The moderation is evidence of the continuing impacts of monetary policy changes, volatile oil prices, and volatile capital flows. Broadly matching with the International Monetary Fund’s prediction of 3.4 percent, analysts predict growth to stay between 3 and 3.6 percent for 2025 as a whole.

 

Inflation has been alleviating, with the National Bureau of Statistics noting five straight months of drop to 20.12 percent in August. Somewhat steady gasoline prices and a stronger naira have helped to drive this trend. Any renewed pressure on the exchange rate or an increase in energy prices might derail the disinflation momentum, however experts warn.

 

Should currency stability hold, the Central Bank of Nigeria may think about another cut to 26 percent in November since the Monetary Policy Rate was recently cut to 27 percent.
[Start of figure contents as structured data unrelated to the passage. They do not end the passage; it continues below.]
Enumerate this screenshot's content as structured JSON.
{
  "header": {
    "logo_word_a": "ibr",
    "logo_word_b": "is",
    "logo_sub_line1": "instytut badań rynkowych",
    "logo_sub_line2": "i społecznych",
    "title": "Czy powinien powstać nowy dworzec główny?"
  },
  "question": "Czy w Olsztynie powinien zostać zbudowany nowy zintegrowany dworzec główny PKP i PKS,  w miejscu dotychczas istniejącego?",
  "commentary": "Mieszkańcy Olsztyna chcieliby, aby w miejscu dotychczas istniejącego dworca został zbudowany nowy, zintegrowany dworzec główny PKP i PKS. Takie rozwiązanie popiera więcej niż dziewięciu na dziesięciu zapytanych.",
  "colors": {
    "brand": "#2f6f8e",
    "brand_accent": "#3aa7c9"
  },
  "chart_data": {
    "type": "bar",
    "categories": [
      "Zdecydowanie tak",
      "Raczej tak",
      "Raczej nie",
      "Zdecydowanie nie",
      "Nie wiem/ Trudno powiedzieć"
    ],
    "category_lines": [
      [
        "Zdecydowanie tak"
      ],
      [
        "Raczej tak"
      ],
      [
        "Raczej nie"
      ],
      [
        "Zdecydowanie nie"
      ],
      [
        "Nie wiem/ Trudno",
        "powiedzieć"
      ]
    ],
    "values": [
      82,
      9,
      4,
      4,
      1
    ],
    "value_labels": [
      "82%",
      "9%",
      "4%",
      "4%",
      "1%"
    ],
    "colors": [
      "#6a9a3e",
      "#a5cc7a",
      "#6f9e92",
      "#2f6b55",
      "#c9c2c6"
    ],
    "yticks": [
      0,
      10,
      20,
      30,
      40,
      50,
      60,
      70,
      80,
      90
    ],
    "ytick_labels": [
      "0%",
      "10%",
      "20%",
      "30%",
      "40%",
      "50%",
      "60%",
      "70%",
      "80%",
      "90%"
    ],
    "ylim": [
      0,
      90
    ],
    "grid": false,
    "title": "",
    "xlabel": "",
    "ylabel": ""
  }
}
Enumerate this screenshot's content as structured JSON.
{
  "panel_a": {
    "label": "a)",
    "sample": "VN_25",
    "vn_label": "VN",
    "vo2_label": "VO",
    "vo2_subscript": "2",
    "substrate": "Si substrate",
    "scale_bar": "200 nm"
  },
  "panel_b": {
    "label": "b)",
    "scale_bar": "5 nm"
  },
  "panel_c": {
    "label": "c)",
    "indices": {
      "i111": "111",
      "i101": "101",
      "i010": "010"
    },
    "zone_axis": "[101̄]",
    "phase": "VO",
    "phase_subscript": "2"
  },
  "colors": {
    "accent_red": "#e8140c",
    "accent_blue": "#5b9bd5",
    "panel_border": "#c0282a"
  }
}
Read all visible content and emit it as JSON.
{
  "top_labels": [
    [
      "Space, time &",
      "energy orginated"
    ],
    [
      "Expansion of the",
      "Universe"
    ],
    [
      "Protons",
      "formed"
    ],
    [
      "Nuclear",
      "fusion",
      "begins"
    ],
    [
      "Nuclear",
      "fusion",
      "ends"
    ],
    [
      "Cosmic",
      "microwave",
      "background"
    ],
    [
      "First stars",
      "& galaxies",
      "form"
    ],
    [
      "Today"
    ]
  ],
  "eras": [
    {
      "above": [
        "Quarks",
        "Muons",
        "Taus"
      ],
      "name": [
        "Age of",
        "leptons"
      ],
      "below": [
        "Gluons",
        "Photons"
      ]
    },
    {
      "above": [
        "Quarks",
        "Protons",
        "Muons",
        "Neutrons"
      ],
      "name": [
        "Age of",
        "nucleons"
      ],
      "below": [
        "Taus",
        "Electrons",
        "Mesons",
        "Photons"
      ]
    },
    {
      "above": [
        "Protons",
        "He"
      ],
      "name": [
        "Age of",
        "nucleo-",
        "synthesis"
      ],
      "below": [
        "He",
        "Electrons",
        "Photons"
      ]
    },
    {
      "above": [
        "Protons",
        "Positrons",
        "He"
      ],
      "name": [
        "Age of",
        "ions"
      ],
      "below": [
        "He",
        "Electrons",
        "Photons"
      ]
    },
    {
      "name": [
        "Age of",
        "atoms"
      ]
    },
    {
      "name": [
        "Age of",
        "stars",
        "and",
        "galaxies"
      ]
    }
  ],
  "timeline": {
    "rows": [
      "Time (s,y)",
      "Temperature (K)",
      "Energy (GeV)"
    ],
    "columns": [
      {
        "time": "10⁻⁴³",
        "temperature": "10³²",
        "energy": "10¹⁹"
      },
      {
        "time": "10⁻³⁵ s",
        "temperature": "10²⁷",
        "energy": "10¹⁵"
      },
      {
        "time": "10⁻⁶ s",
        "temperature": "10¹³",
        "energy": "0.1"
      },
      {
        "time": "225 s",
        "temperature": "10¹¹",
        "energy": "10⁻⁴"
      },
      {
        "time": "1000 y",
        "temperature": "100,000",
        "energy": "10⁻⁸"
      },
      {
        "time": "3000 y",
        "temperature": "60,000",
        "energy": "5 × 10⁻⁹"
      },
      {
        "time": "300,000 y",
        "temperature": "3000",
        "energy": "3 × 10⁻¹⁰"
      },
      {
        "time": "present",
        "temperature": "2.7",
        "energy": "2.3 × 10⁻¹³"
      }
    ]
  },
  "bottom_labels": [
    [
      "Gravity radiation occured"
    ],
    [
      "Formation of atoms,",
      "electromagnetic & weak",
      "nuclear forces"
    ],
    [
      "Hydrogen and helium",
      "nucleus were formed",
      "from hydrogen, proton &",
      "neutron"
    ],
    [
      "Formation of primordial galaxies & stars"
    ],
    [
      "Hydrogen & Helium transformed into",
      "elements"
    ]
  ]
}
Closing the gap between official and parallel markets, the naira currently trades between ₦1,515 and ₦1,560 per dollar. Still, oil profits are still a big concern because any drop in worldwide prices could start new volatility.

 

Government revenues have increased 41 percent from the same period last year, reaching ₦20.59 trillion between January and August 2025. Strong dollar inflows are also helping states and local governments, therefore providing them more financial flexibility. Still, the country’s debt load is increasing; the Debt Management Office says it will grow to ₦149 trillion in Q1 2025, up from ₦121 trillion a year before.

 

Though recent successes, Nigeria’s fiscal sustainability could come under renewed stress if stronger oil earnings and more non-oil exports are not present, The News Chronicle understands.

 

Attractive yields and a stronger naira have helped to propel foreign portfolio inflows to $5.64 billion, thus strengthening. Short-term investment into equities and government securities is anticipated to persist; however, long-term foreign direct investment remains little.

Sectors including finance, telecommunications, transportation, building, and oil refining helped Q2’s growth, while contractions were seen in real estate, trade, and components of manufacturing, especially textiles and automobile assembly.